Military Wives
Peter Cattaneo racconta in modo godibile e poco originale una storia di crescita tutta al femminile, sullo sfondo della guerra in Afghanistan.
Le donne di Military Wives, mogli dei soldati (e soldatesse) vivono quotidianamente la guerra senza essere al fronte. Di sovente matrimoni del genere costringono figli e consorti ad abituarsi a periodi di felice convivenza alternati a lunghi distacchi, e se poi oltre alle normali esercitazioni del caso si aggiungono vere e proprie missioni belliche, l’esigenza di mantenere in famiglia una minima percentuale di normalità diventa essenziale per la serenità di tutti. Come si può passare serenamente il tempo in una base militare, nell’attesa e nella paura che succeda qualcosa a chi è andato via?
Parte da questo la storia del nuovo film di Peter Cattaneo, un omaggio al lato nascosto della vita militare, laddove di solito si preferisce dar maggiore spazio ai successi (e alle infamie) dei soldati in guerra. Ambientato in una base militare inglese, il film vede corrispondere al movimento degli uomini la forzata immobilità delle moderne Penelopi, che non trovano niente di meglio da fare che cristallizzare il tempo della lontananza in mille piccoli appuntamenti dediti alle sbronze e alle risate. Tra di loro c’è Kate (Kristin Scott Thomas), che una volta perduto il figlio in guerra si dedica ad acquisti casalinghi compulsivi per evadere da un’assenza non più temporanea. Come spesso accade, la sua indole dittatoriale e rigida la priva della simpatia delle altre mogli, simpatia invece facilmente accordata a Lisa (Sharon Horgan) per il suo carattere alla mano. Secondo uno schema piuttosto prevedibile le due donne, sulla carta incompatibili, supereranno le iniziali comprensioni grazie all’idea della creazione di un coro per riempire il tempo troppo lungo e solitario di tutte le donne della base militare mentre i consorti sono via in Afghanistan: un’iniziativa che oggi è stata ripetuta da decine e decine di gruppi di mogli.
La struttura di Military Wives è semplice e abbastanza prevedibile, e si evolve toccando tutte le tappe tipiche del tema, ovvero la crescita individuale e collettiva di un gruppo di persone attraverso la capacità di mettersi in discussione accettando nuove sfide. Se i soggetti di Kristin Scott Thomas e Sharon Horgan obbediscono diligentemente ai paradigmi narrativi imposti dai loro ruoli (la donna rigida impara a sciogliersi e quella facilona a essere più responsabile ecc) è il gruppo raccontato da Peter Cattaneo a incarnare la parte più interessante e originale della storia. Con leggere pennellate, senza raccontare troppo dei suoi personaggi, il regista lascia intuire da minimi dettagli piccole verità che sanno rendere reali, per quanto sconosciute, le loro vite.

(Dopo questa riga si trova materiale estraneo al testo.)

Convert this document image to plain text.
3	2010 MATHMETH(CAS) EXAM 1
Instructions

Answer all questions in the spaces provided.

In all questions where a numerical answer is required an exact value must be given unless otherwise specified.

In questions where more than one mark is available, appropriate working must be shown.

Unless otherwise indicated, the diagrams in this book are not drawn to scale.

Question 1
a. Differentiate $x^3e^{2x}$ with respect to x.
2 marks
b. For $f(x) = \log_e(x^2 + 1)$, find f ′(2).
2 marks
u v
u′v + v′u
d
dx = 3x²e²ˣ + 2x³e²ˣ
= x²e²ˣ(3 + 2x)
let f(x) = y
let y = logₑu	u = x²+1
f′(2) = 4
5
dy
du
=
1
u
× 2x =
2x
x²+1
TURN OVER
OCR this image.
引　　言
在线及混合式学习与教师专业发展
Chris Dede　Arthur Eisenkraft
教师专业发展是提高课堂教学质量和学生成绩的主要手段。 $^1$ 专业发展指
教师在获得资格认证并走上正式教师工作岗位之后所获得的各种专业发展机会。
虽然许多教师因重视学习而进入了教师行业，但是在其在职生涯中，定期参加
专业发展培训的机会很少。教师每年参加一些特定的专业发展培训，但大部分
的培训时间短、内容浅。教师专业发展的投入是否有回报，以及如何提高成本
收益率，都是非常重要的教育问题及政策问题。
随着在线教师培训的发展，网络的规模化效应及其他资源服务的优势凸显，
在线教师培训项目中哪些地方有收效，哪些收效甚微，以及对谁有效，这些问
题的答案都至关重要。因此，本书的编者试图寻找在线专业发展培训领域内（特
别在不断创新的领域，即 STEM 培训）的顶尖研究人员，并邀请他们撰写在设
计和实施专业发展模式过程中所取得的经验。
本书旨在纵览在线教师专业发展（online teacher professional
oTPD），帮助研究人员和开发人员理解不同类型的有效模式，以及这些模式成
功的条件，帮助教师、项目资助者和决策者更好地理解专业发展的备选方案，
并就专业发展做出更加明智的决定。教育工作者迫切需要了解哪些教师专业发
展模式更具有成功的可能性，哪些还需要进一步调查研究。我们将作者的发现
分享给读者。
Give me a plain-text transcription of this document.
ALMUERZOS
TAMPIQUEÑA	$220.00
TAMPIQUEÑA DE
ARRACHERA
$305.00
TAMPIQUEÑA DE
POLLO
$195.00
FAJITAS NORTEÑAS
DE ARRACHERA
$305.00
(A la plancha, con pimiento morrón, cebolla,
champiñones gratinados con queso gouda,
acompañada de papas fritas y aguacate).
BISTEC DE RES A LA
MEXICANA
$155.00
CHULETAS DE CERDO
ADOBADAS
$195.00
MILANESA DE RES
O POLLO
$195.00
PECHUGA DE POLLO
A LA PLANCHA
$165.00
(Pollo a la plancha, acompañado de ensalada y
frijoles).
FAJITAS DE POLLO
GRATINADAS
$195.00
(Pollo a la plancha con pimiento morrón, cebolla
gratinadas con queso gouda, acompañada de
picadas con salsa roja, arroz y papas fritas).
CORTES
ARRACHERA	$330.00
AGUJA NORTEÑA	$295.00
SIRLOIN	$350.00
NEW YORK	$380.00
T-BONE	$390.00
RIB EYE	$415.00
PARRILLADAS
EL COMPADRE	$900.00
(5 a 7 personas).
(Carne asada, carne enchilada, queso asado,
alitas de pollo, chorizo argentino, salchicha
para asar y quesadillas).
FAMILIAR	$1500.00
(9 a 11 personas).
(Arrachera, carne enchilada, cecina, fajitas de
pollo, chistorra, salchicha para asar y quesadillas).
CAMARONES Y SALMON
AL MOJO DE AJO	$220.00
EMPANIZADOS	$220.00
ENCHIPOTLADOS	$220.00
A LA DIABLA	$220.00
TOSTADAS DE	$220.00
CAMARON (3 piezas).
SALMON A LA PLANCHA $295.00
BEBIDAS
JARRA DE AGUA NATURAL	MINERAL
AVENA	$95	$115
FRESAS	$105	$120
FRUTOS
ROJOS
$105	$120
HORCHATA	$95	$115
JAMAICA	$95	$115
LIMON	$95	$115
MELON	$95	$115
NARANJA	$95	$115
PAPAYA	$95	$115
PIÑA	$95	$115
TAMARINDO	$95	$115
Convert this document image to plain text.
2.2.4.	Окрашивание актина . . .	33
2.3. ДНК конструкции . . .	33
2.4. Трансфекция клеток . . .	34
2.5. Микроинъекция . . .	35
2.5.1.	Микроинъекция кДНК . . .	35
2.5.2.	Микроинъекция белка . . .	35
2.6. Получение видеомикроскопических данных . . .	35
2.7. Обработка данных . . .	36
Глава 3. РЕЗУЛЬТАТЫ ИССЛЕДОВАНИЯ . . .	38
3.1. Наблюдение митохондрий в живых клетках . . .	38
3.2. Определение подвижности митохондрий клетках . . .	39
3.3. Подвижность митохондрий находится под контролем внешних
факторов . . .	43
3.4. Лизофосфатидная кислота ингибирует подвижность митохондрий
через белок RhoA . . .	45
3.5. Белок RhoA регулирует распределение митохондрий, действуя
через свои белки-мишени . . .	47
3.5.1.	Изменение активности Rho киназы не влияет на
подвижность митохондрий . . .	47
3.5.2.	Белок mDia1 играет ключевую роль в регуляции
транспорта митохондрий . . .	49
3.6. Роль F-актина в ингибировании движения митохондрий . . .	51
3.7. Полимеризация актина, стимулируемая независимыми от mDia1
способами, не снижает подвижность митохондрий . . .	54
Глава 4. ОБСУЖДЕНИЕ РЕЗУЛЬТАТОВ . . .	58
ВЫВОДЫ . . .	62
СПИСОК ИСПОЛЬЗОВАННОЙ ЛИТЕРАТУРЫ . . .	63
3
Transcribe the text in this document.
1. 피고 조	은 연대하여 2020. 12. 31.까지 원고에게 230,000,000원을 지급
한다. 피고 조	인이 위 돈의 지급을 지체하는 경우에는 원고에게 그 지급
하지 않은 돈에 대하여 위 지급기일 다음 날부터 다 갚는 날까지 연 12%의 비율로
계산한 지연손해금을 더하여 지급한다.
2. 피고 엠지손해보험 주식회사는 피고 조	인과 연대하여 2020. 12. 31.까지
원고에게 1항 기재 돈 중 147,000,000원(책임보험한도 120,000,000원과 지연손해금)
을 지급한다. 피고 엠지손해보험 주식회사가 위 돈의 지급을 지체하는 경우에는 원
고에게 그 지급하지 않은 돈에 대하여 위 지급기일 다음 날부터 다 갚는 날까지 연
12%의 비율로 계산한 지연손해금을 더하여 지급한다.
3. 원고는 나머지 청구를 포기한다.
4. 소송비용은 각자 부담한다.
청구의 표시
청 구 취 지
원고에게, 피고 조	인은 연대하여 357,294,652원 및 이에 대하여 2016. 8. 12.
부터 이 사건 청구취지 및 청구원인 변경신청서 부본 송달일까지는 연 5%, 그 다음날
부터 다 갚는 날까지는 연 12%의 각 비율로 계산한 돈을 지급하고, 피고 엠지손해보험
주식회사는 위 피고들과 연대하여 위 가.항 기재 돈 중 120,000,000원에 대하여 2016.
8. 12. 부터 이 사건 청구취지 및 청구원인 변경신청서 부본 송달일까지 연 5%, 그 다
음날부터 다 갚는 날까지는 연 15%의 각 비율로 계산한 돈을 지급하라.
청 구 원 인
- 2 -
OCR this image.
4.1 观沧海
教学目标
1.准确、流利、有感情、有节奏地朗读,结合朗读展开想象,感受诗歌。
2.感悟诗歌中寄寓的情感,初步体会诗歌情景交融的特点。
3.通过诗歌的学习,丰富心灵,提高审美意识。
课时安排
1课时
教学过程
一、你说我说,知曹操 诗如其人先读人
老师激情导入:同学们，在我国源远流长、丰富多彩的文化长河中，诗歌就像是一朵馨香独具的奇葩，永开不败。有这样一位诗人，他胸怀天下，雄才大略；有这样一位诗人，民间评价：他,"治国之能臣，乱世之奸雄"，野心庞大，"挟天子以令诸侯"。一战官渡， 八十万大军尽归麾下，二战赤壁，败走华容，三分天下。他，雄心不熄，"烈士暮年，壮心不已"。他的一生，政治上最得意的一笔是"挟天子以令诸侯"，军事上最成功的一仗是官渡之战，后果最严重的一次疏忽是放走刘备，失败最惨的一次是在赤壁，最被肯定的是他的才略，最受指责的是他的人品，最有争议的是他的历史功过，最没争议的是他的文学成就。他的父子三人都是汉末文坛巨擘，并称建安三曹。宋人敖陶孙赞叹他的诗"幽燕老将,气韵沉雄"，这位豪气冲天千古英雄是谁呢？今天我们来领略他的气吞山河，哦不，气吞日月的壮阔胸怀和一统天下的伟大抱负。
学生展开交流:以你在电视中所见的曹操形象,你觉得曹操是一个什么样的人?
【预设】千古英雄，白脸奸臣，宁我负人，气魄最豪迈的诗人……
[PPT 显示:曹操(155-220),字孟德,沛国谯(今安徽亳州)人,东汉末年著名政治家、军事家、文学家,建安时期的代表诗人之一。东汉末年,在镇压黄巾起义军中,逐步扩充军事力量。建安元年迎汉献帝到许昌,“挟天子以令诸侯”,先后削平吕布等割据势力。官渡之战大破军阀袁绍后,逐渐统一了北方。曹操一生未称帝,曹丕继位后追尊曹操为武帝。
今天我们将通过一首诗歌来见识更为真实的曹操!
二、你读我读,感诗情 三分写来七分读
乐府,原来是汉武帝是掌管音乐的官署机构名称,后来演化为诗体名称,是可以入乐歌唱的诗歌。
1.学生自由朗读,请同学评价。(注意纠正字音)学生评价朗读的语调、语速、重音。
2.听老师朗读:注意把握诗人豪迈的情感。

Cantare è all’inizio un gioco, e così Lisa lo insegna alle altre, ma è solo quando il divertimento si combina alla disciplina di Kate che il coro si eleva a un’esperienza di crescita spirituale, dove si canta per i vivi e i morti: il controllo della voce per garantire un’interpretazione adeguata diviene così controllo della propria vita, espressione e accettazione di un dolore che non può essere cancellato. La musica pop usata all’inizio, ottima per rendere l’idea di un gruppo di amiche che canta rumorosamente per il gusto di urlare a squarciagola, lascia lo spazio alle parole d’amore per chi è andato via, nella consolazione del fatto che se si soffre è perché si ha amato molto, e quindi si ha vissuto davvero.
Military Wives mantiene ciò che promette fino in fondo, offrendo una storia minutamente dosata nei suoi momenti allegri e drammatici, senza alcuna sorpresa a scuotere l’anima: la sua prevedibilità non prescinde però dalla godibilità della visione, forse proprio garantita dalla certezza di veder le cose svolgersi esattamente come ci si aspetta. La guerra è sempre presente sullo sfondo, pronta a portarsi via le persone amate a lungo o per sempre, ma è collettivamente accettata come un dato di fatto che nessuno mette mai in discussione, e forse è meglio così; non è detto che Cattaneo, regista di qualità oramai però lontano dall’irriverente lotta di classe di Full Monty – Squattrinati organizzati (1997) avrebbe saputo muoversi altrettanto bene al di fuori del percorso tracciato.